Perhaps the most judicious words in the whole debate were spoken by a writer not afterward to be known for judiciousness: Norman Podhoretz. He saw Arendt’s book—rightly, I think—as an instance of that deep impulse among some Jews, especially intellectual ones, to make “inordinate demands … [that] Jews be better than other people … braver, wiser, nobler, more dignified. … But the truth is—must be—that the Jews under Hitler acted as men will act when they are set upon by murderers, no better and no worse; the Final Solution reveals nothing about the victims except that they were mortal beings and hopelessly vulnerable in their weakness. … The Nazis destroyed a third of the Jewish people. In the name of all that is humane, will the remnant never let up on itself?”

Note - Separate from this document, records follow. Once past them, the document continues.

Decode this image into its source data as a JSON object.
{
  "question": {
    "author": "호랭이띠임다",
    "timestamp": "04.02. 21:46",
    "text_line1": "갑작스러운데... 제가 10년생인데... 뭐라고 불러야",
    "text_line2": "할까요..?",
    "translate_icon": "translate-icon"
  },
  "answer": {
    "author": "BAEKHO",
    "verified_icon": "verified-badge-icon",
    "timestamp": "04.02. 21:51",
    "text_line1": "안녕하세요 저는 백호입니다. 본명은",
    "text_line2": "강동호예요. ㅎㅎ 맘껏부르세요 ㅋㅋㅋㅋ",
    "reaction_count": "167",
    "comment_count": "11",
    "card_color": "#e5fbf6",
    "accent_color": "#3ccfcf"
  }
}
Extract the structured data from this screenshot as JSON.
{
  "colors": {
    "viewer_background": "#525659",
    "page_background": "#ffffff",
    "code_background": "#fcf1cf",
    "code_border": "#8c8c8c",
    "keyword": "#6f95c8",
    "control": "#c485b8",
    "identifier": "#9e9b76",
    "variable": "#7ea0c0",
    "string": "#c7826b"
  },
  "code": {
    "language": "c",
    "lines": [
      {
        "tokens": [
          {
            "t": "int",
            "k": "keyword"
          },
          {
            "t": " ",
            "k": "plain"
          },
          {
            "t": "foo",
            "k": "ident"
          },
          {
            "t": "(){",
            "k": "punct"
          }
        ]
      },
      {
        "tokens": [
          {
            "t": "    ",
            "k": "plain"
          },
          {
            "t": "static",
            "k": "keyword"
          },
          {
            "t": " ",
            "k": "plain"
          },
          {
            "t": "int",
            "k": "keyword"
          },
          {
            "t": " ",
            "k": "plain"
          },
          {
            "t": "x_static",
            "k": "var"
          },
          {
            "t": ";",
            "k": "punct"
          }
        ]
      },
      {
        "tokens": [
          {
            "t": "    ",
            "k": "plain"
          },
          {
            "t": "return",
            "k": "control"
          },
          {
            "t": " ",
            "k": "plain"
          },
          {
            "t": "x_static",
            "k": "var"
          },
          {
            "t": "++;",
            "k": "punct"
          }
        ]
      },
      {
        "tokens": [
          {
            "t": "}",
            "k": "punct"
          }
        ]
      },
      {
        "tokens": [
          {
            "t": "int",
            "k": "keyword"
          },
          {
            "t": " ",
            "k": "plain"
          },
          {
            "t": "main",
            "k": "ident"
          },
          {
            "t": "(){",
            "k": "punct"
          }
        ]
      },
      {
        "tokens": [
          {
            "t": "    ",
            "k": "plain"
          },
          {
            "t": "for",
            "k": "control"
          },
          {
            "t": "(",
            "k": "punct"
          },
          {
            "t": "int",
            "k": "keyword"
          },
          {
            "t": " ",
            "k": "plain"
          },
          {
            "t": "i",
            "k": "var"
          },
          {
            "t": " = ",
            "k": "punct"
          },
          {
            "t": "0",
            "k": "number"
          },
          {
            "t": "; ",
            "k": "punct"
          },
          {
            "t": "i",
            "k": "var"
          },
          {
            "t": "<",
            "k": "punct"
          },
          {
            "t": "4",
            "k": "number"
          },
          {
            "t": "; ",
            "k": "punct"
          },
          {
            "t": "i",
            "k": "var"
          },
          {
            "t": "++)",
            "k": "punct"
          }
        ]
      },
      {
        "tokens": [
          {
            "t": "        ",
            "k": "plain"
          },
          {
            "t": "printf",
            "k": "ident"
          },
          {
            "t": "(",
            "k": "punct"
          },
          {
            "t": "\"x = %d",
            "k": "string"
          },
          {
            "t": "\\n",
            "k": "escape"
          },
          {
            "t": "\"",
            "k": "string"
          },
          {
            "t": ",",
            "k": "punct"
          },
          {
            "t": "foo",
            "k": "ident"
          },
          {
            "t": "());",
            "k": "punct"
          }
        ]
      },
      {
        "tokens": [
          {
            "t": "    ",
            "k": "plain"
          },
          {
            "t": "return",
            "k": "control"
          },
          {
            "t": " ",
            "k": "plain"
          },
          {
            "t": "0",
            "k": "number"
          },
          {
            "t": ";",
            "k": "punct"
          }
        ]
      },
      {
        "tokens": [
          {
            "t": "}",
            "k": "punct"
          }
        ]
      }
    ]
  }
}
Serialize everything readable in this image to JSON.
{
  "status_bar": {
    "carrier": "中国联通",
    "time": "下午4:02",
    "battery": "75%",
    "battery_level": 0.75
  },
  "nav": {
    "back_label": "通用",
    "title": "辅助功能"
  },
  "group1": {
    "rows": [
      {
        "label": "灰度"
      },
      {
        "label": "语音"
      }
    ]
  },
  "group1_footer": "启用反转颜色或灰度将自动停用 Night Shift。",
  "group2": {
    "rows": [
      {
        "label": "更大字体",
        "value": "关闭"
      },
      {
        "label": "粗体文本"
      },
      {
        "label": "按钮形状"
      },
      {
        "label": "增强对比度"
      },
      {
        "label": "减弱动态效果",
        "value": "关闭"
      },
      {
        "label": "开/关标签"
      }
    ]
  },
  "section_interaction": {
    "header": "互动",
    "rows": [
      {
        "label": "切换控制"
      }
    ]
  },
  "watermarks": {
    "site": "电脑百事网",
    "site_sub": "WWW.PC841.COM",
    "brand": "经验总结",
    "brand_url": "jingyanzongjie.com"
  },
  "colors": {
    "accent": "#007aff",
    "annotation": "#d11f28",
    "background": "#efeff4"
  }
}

Such controversies are never settled. They die down, simmer, and erupt again. A year after the 1963 debate I ran into Hannah Arendt at a party and stretched out a hand in greeting. With a curt shake of the head and that bold grim smile of hers, she turned on her heel and walked off. It was the most skillful cut I have ever seen or received, and I was wounded quite as keenly as she wanted me to be. Four or five years passed and we began to see each other again, talking gingerly about the Vietnam war and the New Left. Finding at least some agreement, we were still bruised, still wary, still—I like to think—sharing a faint glow of residual affection.